The enzyme immunoassay is highly sensitive in established Lyme disease, and immunocompetent individuals with disseminated neuroborreliosis almost invariably have a strong IgG response, although acute-phase (IgM) and late-phase (IgG) antibody titers may be useful within 2 weeks of each other.
Early in the disease there is lower sensitivity and false negatives may occur. However, symptoms of neuroborreliosis usually begin several weeks after the bite and therefore circulating antibodies should be present.
Most cases of neuroborreliosis resolve without treatment within 3-6 months. Antibiotics rapidly improve a patient's symptoms, particularly pain. Penicillin, doxycycline, ceftriaxone and cefotaxime are all effective in early neuroborreliosis. Neuroborreliosis with CNS involvement is most often treated with intravenous ceftriaxone, but several studies have shown that oral doxycycline is as safe and effective as ceftriaxone for all manifestations of neuroborreliosis. Doxycycline has the advantage of oral preparation, but it is contraindicated during pregnancy and lactation. There are no current recommendations for the use of corticosteroids.

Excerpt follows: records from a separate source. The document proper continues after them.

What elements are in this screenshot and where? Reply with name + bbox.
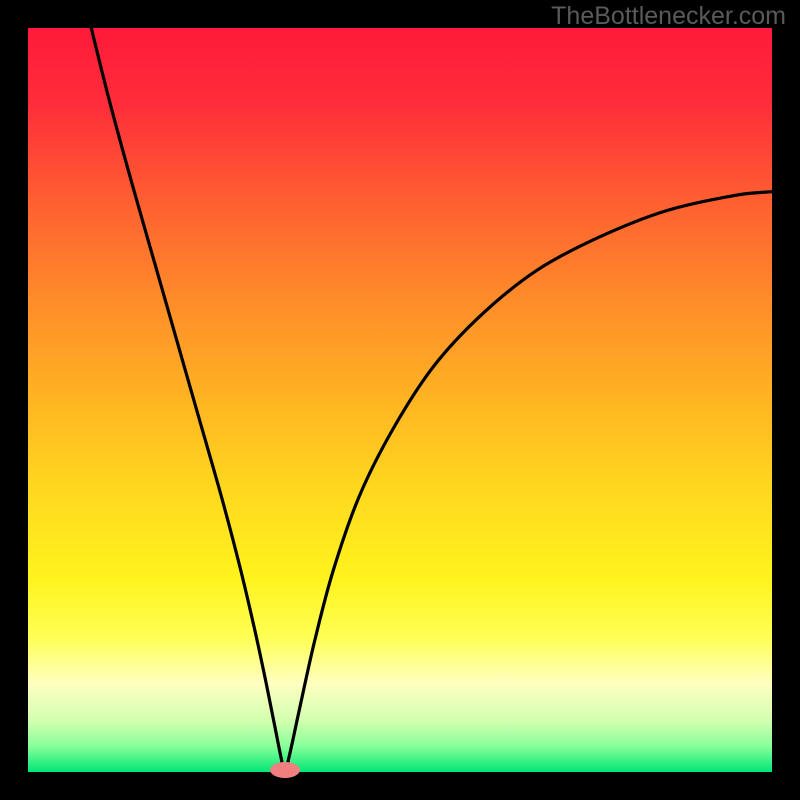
plot-area <box>28 28 772 772</box>
watermark-text: TheBottlenecker.com <box>551 2 786 31</box>
minimum-marker <box>270 762 300 778</box>
bottleneck-curve <box>28 28 772 772</box>
figure-canvas: TheBottlenecker.com <box>0 0 800 800</box>
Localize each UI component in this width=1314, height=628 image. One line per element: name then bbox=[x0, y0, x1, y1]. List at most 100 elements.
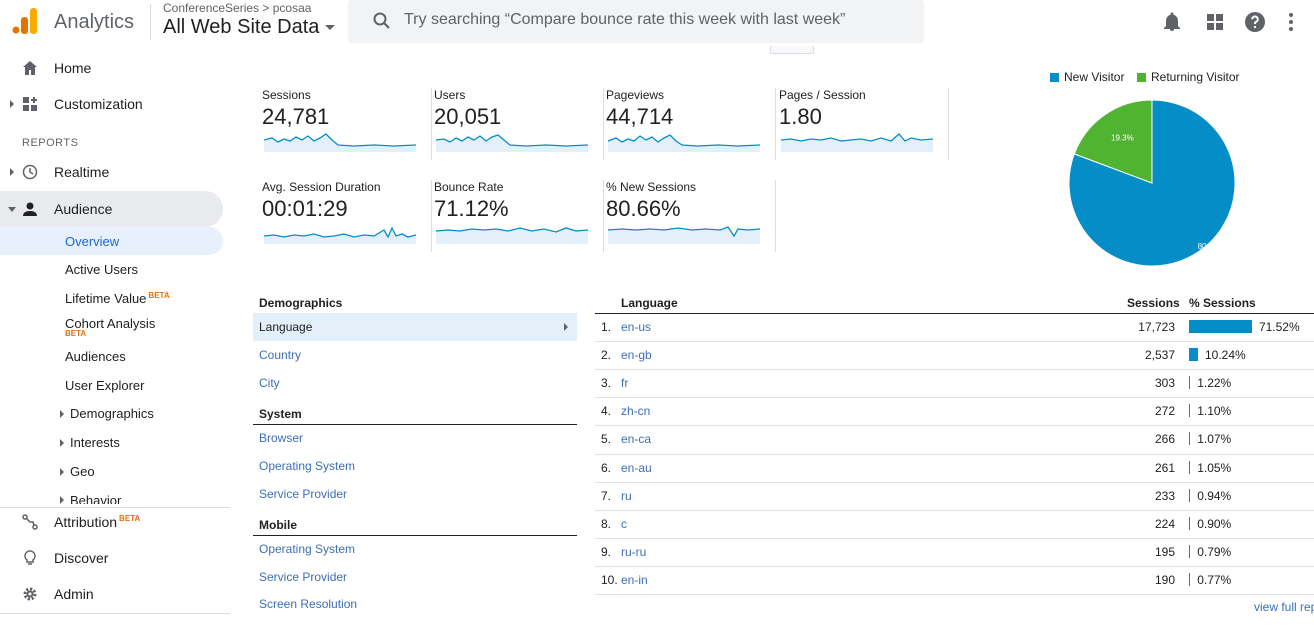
nav-audience[interactable]: Audience bbox=[0, 191, 230, 227]
metric-sessions[interactable]: Sessions 24,781 bbox=[262, 88, 432, 160]
pct-sessions-value: 1.07% bbox=[1197, 432, 1232, 447]
language-link[interactable]: en-ca bbox=[621, 432, 652, 447]
pct-sessions-value: 1.10% bbox=[1197, 404, 1232, 419]
new-sessions-sparkline bbox=[608, 226, 760, 244]
row-number: 4. bbox=[601, 404, 612, 419]
sessions-value: 272 bbox=[1154, 404, 1175, 419]
nav-behavior[interactable]: Behavior bbox=[70, 493, 122, 504]
customization-icon bbox=[23, 97, 37, 111]
expand-arrow-icon bbox=[60, 439, 64, 447]
demo-link-mobile-service-provider[interactable]: Service Provider bbox=[259, 570, 348, 584]
language-link[interactable]: ru-ru bbox=[621, 544, 647, 559]
metric-pageviews[interactable]: Pageviews 44,714 bbox=[606, 88, 776, 160]
legend-label: Returning Visitor bbox=[1151, 70, 1240, 84]
nav-overview[interactable]: Overview bbox=[65, 234, 120, 249]
view-full-report-link[interactable]: view full report bbox=[1254, 600, 1314, 614]
language-link[interactable]: en-gb bbox=[621, 348, 652, 363]
metric-avg-session-duration[interactable]: Avg. Session Duration 00:01:29 bbox=[262, 180, 432, 252]
demo-link-country[interactable]: Country bbox=[259, 348, 302, 362]
nav-interests[interactable]: Interests bbox=[70, 435, 120, 450]
pct-sessions-bar bbox=[1189, 376, 1191, 390]
language-link[interactable]: en-au bbox=[621, 460, 652, 475]
search-input[interactable] bbox=[404, 11, 904, 29]
mobile-title: Mobile bbox=[259, 518, 297, 532]
nav-realtime[interactable]: Realtime bbox=[0, 154, 230, 190]
pie-slice-label: 80.7% bbox=[1198, 242, 1221, 251]
language-link[interactable]: en-us bbox=[621, 320, 652, 334]
nav-user-explorer[interactable]: User Explorer bbox=[65, 378, 145, 393]
language-link[interactable]: ru bbox=[621, 488, 632, 503]
demo-link-operating-system[interactable]: Operating System bbox=[259, 459, 356, 473]
lifetime-value-label: Lifetime Value bbox=[65, 291, 147, 306]
legend-new-visitor: New Visitor bbox=[1050, 70, 1124, 84]
sessions-value: 266 bbox=[1154, 432, 1175, 447]
sessions-value: 195 bbox=[1154, 544, 1175, 559]
nav-customization[interactable]: Customization bbox=[0, 86, 230, 122]
date-range-handle[interactable] bbox=[770, 46, 814, 54]
nav-attribution-label: Attribution BETA bbox=[54, 514, 140, 530]
nav-audience-label: Audience bbox=[54, 201, 113, 217]
sidebar-separator bbox=[0, 613, 230, 614]
pct-sessions-value: 71.52% bbox=[1258, 320, 1300, 334]
expand-arrow-icon bbox=[10, 168, 14, 176]
demo-link-city[interactable]: City bbox=[259, 376, 280, 390]
nav-demographics[interactable]: Demographics bbox=[70, 406, 154, 421]
nav-attribution[interactable]: Attribution BETA bbox=[0, 504, 230, 540]
language-link[interactable]: en-in bbox=[621, 572, 648, 587]
sessions-value: 303 bbox=[1154, 376, 1175, 391]
nav-geo[interactable]: Geo bbox=[70, 464, 95, 479]
attribution-icon bbox=[22, 514, 38, 530]
legend-returning-visitor: Returning Visitor bbox=[1137, 70, 1240, 84]
metric-bounce-rate[interactable]: Bounce Rate 71.12% bbox=[434, 180, 604, 252]
pie-slice-returning-visitor[interactable] bbox=[1073, 99, 1153, 184]
demo-link-service-provider[interactable]: Service Provider bbox=[259, 487, 348, 501]
nav-active-users[interactable]: Active Users bbox=[65, 262, 138, 277]
metric-users[interactable]: Users 20,051 bbox=[434, 88, 604, 160]
visitor-type-pie-chart[interactable]: 80.7% 19.3% bbox=[1062, 93, 1242, 273]
legend-swatch bbox=[1137, 73, 1146, 82]
pct-sessions-bar bbox=[1189, 488, 1191, 502]
metric-label: Bounce Rate bbox=[434, 180, 504, 194]
nav-lifetime-value[interactable]: Lifetime Value BETA bbox=[65, 291, 170, 306]
search-box[interactable] bbox=[348, 0, 924, 43]
property-selector[interactable]: All Web Site Data bbox=[163, 16, 336, 39]
metric-value: 80.66% bbox=[606, 196, 681, 221]
nav-discover[interactable]: Discover bbox=[0, 540, 230, 576]
person-icon bbox=[23, 202, 37, 216]
nav-audiences[interactable]: Audiences bbox=[65, 349, 126, 364]
help-icon[interactable] bbox=[1243, 10, 1267, 34]
metric-value: 44,714 bbox=[606, 104, 674, 129]
col-header-sessions[interactable]: Sessions bbox=[1127, 296, 1180, 310]
expand-arrow-icon bbox=[60, 410, 64, 418]
sessions-value: 224 bbox=[1154, 516, 1175, 531]
language-link[interactable]: c bbox=[621, 516, 627, 531]
language-link[interactable]: fr bbox=[621, 376, 629, 391]
col-header-language: Language bbox=[621, 296, 678, 310]
nav-home[interactable]: Home bbox=[0, 50, 230, 86]
caret-down-icon bbox=[325, 25, 336, 31]
sidebar: Home Customization REPORTS Realtime Audi… bbox=[0, 46, 244, 628]
header-divider bbox=[150, 4, 151, 40]
metric-pages-per-session[interactable]: Pages / Session 1.80 bbox=[779, 88, 949, 160]
language-link[interactable]: zh-cn bbox=[621, 404, 651, 419]
sessions-value: 190 bbox=[1154, 572, 1175, 587]
account-breadcrumb[interactable]: ConferenceSeries > pcosaa bbox=[163, 1, 312, 15]
system-title: System bbox=[259, 407, 302, 421]
notifications-bell-icon[interactable] bbox=[1160, 10, 1184, 34]
demo-link-screen-resolution[interactable]: Screen Resolution bbox=[259, 597, 358, 611]
apps-grid-icon[interactable] bbox=[1203, 10, 1227, 34]
app-name: Analytics bbox=[54, 11, 135, 33]
metric-new-sessions[interactable]: % New Sessions 80.66% bbox=[606, 180, 776, 252]
nav-admin[interactable]: Admin bbox=[0, 576, 230, 612]
nav-cohort-analysis[interactable]: Cohort Analysis bbox=[65, 316, 156, 331]
demo-link-mobile-os[interactable]: Operating System bbox=[259, 542, 356, 556]
demo-link-browser[interactable]: Browser bbox=[259, 431, 304, 445]
demo-link-language[interactable]: Language bbox=[259, 320, 313, 334]
analytics-logo-icon[interactable] bbox=[12, 8, 38, 34]
pie-slice-new-visitor[interactable] bbox=[1068, 99, 1236, 267]
more-vert-icon[interactable] bbox=[1279, 10, 1303, 34]
col-header-pct-sessions[interactable]: % Sessions bbox=[1189, 296, 1256, 310]
chevron-right-icon bbox=[564, 323, 568, 331]
nav-admin-label: Admin bbox=[54, 586, 94, 602]
row-divider bbox=[595, 594, 1314, 595]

Most patients recover completely with treatment, although this can take several months. Sometimes there is permanent damage, such as to cranial or peripheral nerves. A prolonged course is recommended for patients with immunosuppression, those with severe disease, extrapulmonary infection, and those on inappropriate initial therapy. Early appropriate therapy is a major factor in reducing mortality. There are only a few studies on antibiotic resistance. Resistance to therapeutics from the group of fluoroquinolones, macrolides, tetracyclines, or rifampin has been found only in isolated clinical cases.
To avoid infection, it is essential to take precautionary measures to avoid tick bites when in endemic areas. This can be done by:
- Staying on trails and groomed trails in forested areas;
- Walking in the center of trails to avoid bushes, plants and weeds;
- By not sitting on the ground;
- Wearing long-sleeved clothing and long pants;
- Applying an insect repellent that contains DEET.
Early removal of ticks are preventive strategies. Tick bites that go unnoticed are more likely to transmit the bacteria because they usually stick longer, which greatly increases the risk of transmission. Removing a tick within 24 hours usually prevents infection, whereas when an infected tick is attached for more than 48 hours the risk of transmission is high. Antibiotics are not recommended for tick bites without skin changes. There have been attempts to develop vaccines, but studies have been disappointing and none are available for human use.